Diese fortschreitende Enttabuisierung stürzt Rangordnung und Wertigkeit, stellt sie auf den Kopf, wird durch nichts als Phrasen ersetzt und stemmt sich breit gegen alle reale Lebenserfahrung. Unter Alkohol begangene Raufereien werden in den Rang von staatsgefährdenden Putschversuchen gehoben, werden längst sattsam Polizeibekannte Rauschgifthändler zu Opfern politischer Abneigungen stilisiert und Verdauungsbeschwerden eines Fußballkönigs zu Spitzenmeldungen gekrönt. Gilt es nicht längst als ausgemacht, daß in den Medien die Deutungshoheit von Zeitereignissen weder dem Zufall noch dem souveränen Fachmann überlassen wird? Schauspieler, zumeist eher in der geschmeidigen und suggestiven Wiedergabe von Worten als in der mühsameren Sphäre des Denkens zuhause, werden in den Rang von seherischen Visionären und Deutern zeitgeschichtlicher Ereignisse erhoben, auch wenn sie nur den Brei des Clans wohlgefällig geschmeidig rühren.
Roth zitiert Wolfgang Hetzer, der einst im Kanzleramt tätig war, der auf einer Tagung für Polizeibeamte, Richter und Staatsanwälte am 15. März 2006 in Trier sagte: "Eine fast schon dramatische Schlußfolgerung drängt sich auf: Ein Gemeinwesen, das von einer Machtclique geführt wird, die nicht mehr begreift, daß sie mit der Demütigung von Mitmenschen ihre Legitimation verliert, hat jeden Anspruch auf Loyalität verwirkt". Der Zusammenhang mit der immer geringeren Wahlbeteiligung der Bürger und dem steten Anwachsen der ohnehin schon größten Partei der Nichtwähler scheint evident. Kein Wunder, kam doch schon 1978 die mit der Aufklärung von Mafiaverbrechen beauftragte italienische Polizei zu der Schlußfolgerung, daß in Berlin ein "illegales Netzwerk bestand und von der CDU und dem Rotlichtmilieu angeführt wurde".
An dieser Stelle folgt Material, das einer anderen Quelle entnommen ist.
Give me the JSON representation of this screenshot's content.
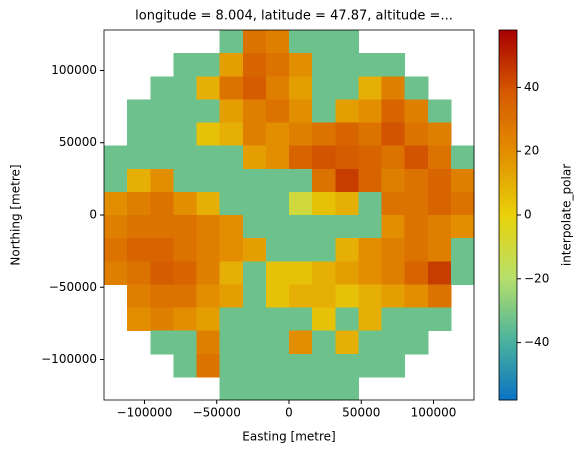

Daß sich die schwarzen Verbindungsfäden von der Politik bis in die Gerichtssäle ziehen, zeigt sich am Beispiel des Prozesses gegen den ehemaligen Staatssekretär Holger-Pfahls, dem Ex-Staatssekretär von der Hardthöhe und Ex-Chef des Bundesamtes für Verfassungsschutz: Obwohl das Augsburger Gericht davon ausging, daß der smarte Politiker "3, 8 Millionen Mark Schmiergeld ohne Gegenleistung" einstrich, kam es nach einem "Deal" zwischen Verteidiger und Gericht zu schlappen zwei Jahren und drei Monaten Haft.
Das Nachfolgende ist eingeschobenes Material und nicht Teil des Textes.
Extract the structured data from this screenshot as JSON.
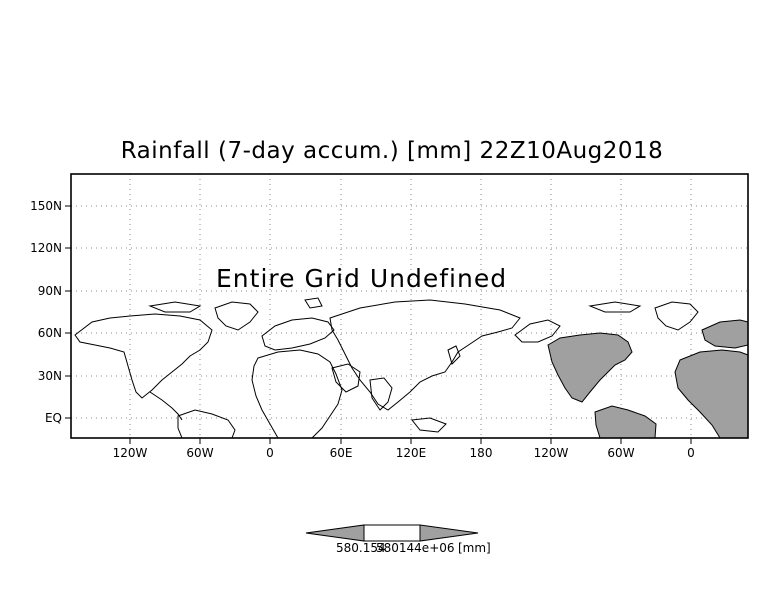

Für die atmosphärische Krönung sorgte zum schlechten Ende hin noch der Vorsitzende Richter Maximilian Hofmeister, der sich "ungewöhnlich servil" vor dem Angeklagten verbeugte, während der Staatsanwalt Winfried Maier, der das Verfahren überhaupt erst angestrengt hatte, unversehens - abgesetzt wurde!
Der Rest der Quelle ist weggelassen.